A 5 year-old boy was not allowed to attend his neighborhood school because of his race. And it was 2002, not 1954. The most remarkable thing about last week’s Supreme Court decision was that it had to be decided by the Court at all. Contrary to the Constitutional principle of equal rights under the law, the Jefferson County Kentucky Board of Education, a federal district court and the Sixth Circuit Court of Appeals all agreed that Joshua McDonald should be compelled to go to a school across town despite the fact that there were open seats at his neighborhood school simply to maintain racial quotas in Louisville’s decades-old busing plan.
The Roberts Court overturned them all. From the five justices who comprised the majority in the Louisville case, we got a simple lesson in constitutional law. And from Justice Clarence Thomas, we got a more valuable lesson in history.
The dissenters to Thursday’s decision, in what is being called the “Parents” case, made a familiar argument: that we should give deference to the local officials who developed these school admission plans, that these local officials, not the constitution or the courts, better reflect “local experience.” The reason that argument sounds familiar is - as Justice Thomas’ little-publicized concurring opinion shows - is the same argument made by the segregationists in the 1952 landmark case of Brown v. Board of Education.

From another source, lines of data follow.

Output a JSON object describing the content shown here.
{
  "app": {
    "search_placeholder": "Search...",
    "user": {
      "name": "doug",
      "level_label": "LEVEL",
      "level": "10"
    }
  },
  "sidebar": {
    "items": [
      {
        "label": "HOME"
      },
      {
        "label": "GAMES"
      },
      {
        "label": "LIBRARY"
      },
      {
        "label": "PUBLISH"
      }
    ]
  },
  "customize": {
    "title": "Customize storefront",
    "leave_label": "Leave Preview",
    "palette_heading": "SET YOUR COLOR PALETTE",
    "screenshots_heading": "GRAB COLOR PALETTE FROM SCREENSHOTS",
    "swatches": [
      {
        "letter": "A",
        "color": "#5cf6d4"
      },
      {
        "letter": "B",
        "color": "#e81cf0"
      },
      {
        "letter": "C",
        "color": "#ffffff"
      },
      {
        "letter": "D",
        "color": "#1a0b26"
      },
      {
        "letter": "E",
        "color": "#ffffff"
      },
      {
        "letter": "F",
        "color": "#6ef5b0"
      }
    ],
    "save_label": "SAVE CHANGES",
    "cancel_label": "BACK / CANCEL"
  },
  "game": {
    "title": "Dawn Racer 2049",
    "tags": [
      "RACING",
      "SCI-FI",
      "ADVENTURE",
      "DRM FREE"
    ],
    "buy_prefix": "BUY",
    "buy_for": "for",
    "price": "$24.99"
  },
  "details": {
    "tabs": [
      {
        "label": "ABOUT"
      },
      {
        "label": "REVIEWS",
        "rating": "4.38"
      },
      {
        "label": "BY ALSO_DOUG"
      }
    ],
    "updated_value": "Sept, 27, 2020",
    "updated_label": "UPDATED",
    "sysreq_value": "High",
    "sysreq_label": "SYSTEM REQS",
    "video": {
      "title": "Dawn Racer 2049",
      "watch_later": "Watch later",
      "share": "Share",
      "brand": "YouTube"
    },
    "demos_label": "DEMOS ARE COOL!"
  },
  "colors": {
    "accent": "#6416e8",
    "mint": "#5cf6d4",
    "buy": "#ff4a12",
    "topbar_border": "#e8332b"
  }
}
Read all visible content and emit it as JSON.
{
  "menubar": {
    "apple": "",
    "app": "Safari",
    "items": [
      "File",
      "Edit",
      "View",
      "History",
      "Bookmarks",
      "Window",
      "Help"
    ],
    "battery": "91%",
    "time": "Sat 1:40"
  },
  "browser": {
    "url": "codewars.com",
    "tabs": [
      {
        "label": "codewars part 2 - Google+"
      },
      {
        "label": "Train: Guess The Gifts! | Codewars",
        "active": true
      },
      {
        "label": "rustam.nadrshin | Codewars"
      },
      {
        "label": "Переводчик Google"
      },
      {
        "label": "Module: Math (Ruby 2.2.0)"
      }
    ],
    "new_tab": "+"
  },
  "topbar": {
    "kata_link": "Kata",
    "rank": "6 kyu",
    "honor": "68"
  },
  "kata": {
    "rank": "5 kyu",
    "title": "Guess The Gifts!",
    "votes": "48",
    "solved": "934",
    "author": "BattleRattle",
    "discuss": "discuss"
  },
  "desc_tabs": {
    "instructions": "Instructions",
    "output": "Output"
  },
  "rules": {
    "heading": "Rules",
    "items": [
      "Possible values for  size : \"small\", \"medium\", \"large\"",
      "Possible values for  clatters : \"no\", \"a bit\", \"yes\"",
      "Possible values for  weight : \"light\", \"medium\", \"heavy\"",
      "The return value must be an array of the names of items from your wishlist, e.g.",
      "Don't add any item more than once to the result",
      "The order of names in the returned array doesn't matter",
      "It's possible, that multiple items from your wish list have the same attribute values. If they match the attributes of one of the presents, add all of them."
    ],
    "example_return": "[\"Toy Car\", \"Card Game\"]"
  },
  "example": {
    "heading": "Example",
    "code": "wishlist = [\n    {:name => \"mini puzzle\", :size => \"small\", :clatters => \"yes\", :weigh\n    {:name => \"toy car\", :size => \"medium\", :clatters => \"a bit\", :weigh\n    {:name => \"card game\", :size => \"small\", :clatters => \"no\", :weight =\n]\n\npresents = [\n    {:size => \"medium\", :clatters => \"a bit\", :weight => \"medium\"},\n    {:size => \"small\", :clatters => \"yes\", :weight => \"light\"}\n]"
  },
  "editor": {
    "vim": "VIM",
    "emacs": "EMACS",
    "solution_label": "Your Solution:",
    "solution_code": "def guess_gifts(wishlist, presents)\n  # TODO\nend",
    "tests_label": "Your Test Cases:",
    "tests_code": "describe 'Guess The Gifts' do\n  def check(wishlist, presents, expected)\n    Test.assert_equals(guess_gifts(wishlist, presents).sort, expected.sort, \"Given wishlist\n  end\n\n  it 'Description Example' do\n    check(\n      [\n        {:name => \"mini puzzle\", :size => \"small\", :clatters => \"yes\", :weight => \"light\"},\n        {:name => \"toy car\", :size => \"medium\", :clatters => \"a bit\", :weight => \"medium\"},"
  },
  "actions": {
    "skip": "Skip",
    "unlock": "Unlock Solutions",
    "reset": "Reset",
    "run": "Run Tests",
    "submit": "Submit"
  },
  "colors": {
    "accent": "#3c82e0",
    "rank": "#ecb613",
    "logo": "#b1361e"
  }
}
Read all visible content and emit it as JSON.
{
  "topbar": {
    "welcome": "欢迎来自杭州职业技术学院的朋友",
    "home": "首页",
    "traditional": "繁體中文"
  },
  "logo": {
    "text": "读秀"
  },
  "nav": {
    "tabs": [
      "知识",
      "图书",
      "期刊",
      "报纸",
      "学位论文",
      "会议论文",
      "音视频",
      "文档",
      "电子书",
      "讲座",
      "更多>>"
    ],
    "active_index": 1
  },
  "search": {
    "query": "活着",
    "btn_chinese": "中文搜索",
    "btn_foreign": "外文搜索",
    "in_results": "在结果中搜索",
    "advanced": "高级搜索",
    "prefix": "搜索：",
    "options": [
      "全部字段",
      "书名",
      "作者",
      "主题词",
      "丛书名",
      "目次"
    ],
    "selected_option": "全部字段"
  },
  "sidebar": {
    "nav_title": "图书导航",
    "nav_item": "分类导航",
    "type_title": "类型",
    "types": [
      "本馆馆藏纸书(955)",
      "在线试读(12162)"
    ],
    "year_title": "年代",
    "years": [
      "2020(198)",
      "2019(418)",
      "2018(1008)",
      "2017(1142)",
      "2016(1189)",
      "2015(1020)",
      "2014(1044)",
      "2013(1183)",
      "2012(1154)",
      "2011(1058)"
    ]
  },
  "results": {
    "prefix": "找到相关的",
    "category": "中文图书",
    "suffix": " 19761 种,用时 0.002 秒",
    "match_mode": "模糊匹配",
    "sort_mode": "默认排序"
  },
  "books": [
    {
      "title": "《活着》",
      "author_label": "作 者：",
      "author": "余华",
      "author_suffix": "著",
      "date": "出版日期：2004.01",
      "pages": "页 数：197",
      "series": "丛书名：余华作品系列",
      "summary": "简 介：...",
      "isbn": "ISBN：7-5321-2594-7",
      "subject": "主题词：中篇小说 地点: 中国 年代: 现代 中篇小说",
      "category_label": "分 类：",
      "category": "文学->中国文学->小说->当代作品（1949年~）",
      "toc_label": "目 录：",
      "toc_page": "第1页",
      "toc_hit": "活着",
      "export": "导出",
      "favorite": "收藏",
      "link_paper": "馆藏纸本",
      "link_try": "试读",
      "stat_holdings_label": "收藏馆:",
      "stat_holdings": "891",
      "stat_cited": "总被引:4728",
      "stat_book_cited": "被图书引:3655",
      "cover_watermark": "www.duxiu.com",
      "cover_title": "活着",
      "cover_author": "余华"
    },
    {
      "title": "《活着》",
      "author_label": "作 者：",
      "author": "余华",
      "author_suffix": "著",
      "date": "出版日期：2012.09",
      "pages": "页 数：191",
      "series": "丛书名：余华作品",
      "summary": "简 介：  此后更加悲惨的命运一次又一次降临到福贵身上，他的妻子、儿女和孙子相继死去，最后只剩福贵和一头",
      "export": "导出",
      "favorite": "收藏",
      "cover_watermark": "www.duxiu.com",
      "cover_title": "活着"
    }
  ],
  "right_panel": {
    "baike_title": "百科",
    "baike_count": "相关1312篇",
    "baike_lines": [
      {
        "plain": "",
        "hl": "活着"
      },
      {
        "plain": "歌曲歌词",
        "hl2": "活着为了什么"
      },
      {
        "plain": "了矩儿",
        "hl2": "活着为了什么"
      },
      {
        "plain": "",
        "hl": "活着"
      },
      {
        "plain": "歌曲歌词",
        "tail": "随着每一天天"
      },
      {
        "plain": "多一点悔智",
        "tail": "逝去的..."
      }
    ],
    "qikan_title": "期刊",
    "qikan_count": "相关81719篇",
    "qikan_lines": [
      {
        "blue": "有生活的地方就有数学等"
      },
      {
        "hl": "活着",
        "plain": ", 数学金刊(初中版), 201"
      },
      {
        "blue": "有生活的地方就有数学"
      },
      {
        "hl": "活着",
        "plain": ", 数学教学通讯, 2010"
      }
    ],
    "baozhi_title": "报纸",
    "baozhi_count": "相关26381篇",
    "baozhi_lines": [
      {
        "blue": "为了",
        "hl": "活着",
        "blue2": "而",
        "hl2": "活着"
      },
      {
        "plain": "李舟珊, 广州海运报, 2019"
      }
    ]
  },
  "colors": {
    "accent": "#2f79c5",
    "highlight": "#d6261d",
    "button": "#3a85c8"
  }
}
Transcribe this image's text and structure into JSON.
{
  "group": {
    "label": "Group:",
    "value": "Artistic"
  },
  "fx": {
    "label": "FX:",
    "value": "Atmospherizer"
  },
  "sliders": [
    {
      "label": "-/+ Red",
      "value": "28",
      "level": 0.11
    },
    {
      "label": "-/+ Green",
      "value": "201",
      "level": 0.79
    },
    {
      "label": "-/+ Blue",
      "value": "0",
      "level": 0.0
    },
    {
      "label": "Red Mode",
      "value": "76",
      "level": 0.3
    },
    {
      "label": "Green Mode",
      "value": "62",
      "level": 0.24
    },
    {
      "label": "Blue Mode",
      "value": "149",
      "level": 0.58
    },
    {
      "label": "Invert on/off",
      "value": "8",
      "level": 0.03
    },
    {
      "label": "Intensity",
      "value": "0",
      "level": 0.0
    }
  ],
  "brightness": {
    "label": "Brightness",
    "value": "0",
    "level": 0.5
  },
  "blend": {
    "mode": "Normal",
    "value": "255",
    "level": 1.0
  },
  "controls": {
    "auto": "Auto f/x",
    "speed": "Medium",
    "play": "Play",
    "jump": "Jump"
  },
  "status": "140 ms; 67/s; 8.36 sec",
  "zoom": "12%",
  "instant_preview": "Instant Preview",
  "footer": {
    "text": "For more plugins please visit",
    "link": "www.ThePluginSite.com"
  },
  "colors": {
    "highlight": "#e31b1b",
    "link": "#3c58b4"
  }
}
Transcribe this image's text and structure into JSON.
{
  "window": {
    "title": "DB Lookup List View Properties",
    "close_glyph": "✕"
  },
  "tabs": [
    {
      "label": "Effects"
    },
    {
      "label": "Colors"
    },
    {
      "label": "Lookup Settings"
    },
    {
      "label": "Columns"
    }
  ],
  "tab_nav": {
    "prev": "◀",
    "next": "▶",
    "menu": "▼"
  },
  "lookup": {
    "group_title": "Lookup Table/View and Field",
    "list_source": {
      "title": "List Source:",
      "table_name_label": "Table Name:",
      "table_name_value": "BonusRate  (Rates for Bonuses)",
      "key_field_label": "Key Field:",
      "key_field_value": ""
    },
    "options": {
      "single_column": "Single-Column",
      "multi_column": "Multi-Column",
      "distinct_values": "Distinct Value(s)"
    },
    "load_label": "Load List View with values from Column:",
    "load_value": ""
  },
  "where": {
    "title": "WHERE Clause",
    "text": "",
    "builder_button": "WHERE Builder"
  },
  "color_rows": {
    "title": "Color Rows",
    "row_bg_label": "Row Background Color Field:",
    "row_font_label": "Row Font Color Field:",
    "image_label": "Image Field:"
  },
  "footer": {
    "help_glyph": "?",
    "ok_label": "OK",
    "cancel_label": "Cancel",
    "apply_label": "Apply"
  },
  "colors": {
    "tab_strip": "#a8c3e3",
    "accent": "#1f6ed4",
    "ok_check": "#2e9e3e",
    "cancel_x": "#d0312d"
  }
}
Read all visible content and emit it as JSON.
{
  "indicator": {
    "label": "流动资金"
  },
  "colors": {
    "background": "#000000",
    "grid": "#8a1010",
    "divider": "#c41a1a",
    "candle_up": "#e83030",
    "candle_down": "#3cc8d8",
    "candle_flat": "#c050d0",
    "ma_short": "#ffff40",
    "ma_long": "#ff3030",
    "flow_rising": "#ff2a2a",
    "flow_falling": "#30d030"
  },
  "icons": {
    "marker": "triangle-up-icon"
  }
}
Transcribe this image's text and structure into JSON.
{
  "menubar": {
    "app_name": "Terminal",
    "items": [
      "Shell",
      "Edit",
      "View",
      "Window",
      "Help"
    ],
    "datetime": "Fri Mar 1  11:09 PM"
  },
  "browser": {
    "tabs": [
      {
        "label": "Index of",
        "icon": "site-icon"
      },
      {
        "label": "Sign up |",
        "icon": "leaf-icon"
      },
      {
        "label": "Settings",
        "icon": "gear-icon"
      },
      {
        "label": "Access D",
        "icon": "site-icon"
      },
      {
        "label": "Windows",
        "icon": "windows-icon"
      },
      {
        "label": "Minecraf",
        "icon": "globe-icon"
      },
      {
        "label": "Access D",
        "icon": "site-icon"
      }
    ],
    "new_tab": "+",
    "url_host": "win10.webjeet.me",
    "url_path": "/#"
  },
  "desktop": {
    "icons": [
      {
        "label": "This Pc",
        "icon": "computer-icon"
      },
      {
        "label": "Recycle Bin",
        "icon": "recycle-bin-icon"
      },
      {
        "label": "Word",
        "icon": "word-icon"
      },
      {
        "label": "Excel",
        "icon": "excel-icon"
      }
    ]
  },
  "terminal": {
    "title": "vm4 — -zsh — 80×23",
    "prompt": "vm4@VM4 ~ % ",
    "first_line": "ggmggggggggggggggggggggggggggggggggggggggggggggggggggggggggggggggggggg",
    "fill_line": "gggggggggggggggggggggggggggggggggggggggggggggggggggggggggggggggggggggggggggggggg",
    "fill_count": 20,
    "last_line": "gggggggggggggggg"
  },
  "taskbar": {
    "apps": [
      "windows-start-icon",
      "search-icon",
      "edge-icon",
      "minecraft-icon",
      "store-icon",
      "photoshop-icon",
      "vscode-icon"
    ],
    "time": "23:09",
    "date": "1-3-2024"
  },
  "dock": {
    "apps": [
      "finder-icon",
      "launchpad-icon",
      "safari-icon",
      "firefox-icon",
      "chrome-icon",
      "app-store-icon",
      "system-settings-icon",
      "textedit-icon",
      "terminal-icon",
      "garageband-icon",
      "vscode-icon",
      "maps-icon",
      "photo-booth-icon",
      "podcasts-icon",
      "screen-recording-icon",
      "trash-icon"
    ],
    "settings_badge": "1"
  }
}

Justice Thomas points to the argument of the dissenters in “Parents” that the plans of the school boards should be upheld because “[e]ach plan embodies the results of local experience and community consultation.” and that “weight [must be given] to a local school board's knowledge, expertise, and concerns.” In Brown the segregationists agued that, “We advocate only a concept of constitutional law that permits determinations of state and local policy to be made on state and local levels. We defend only the validity of the statute that enables the Topeka Board of Education to determine its own course.” This is also apparently the opinion of Hillary Clinton, who said, in reaction to the Court’s decision in “Parents,” that the decision infringed on the “right[s] of local communities.”
Justice Thomas repeats the rallying cries of the lawyers who litigated and won Brown, “that the Constitution is color blind is our dedicated belief,” and “the Fourteenth Amendment precludes a state from imposing distinctions or classifications based upon race and color alone.” Yet Harry Reid calls Thursday’s decision “a step backwards” and says it basically overturns Brown. Barack Obama calls it “a serious obstacle in the way of achieving the vision of America” first outlined in Brown. Is Obama’s vision that our citizens be labeled as “white” or “non-white” from the moment they register for school and be treated accordingly?
What was true in 1952 is equally true today: “Under our Constitution, the government may not make distinctions on the basis of race.” Notwithstanding the media’s attempt to paint Thursday’s decision as a politically-based departure from the precedent of the Court, the long line of cases since Brown has clearly established that “[o]ur Constitution is color-blind, and neither knows nor tolerates classes among citizens.” And were Justice O’Connor still on the Court, the decision would likely have been the same.
The media, ignoring (and probably ignorant of) the many legal and factual distinctions between the cases, points to the last major discussion of this topic by the Court, in a case dealing with higher education, and a diversity plan very different in it content and application. In that case, known as Grutter in which Justice O’Connor wrote the majority opinion, the Court stated clearly that, “outright racial balancing” is “patently unconstitutional.” In another case, Justice O’Connor said: “[A] governmental agency's interest in remedying ‘societal’ discrimination, that is, discrimination not traceable to its own actions, cannot be deemed sufficiently compelling to pass constitutional muster”.
The position of the dissenters to Thursday’s decision, as pointed out by Chief Justice Roberts, is simply that the end justifies the means. The dissenters argue that though “there is a cost in applying ‘a state-mandated racial label,’” the cost is worth paying. In effect, the political end justifies the violating the Constitutional principle. Which is just what you can expect from liberal judicial activists.
It’s worth noting that the challenge to the Louisville school board wasn’t mounted by the Vast Right Wing Conspiracy, funding a large, high paid law firm. No, the challenge was brought on Joshua’s behalf by Teddy B. Gordon, a solo-practitioner in Louisville, himself a long time Democrat and liberal (and - full disclosure - my wife’s uncle) who had argued many of Kentucky’s major desegregation cases. Unlike most liberals, however, Ted Gordon recognized the hypocrisy and inconsistency of what the school board was doing, and had the guts and determination to do something about it.
Putting all the legal niceties aside, Chief Justice Roberts said it plainly enough:
“The way to stop discrimination on the basis of race is to stop discriminating on the basis of race.” This is the precedent of Brown v. Board of Education.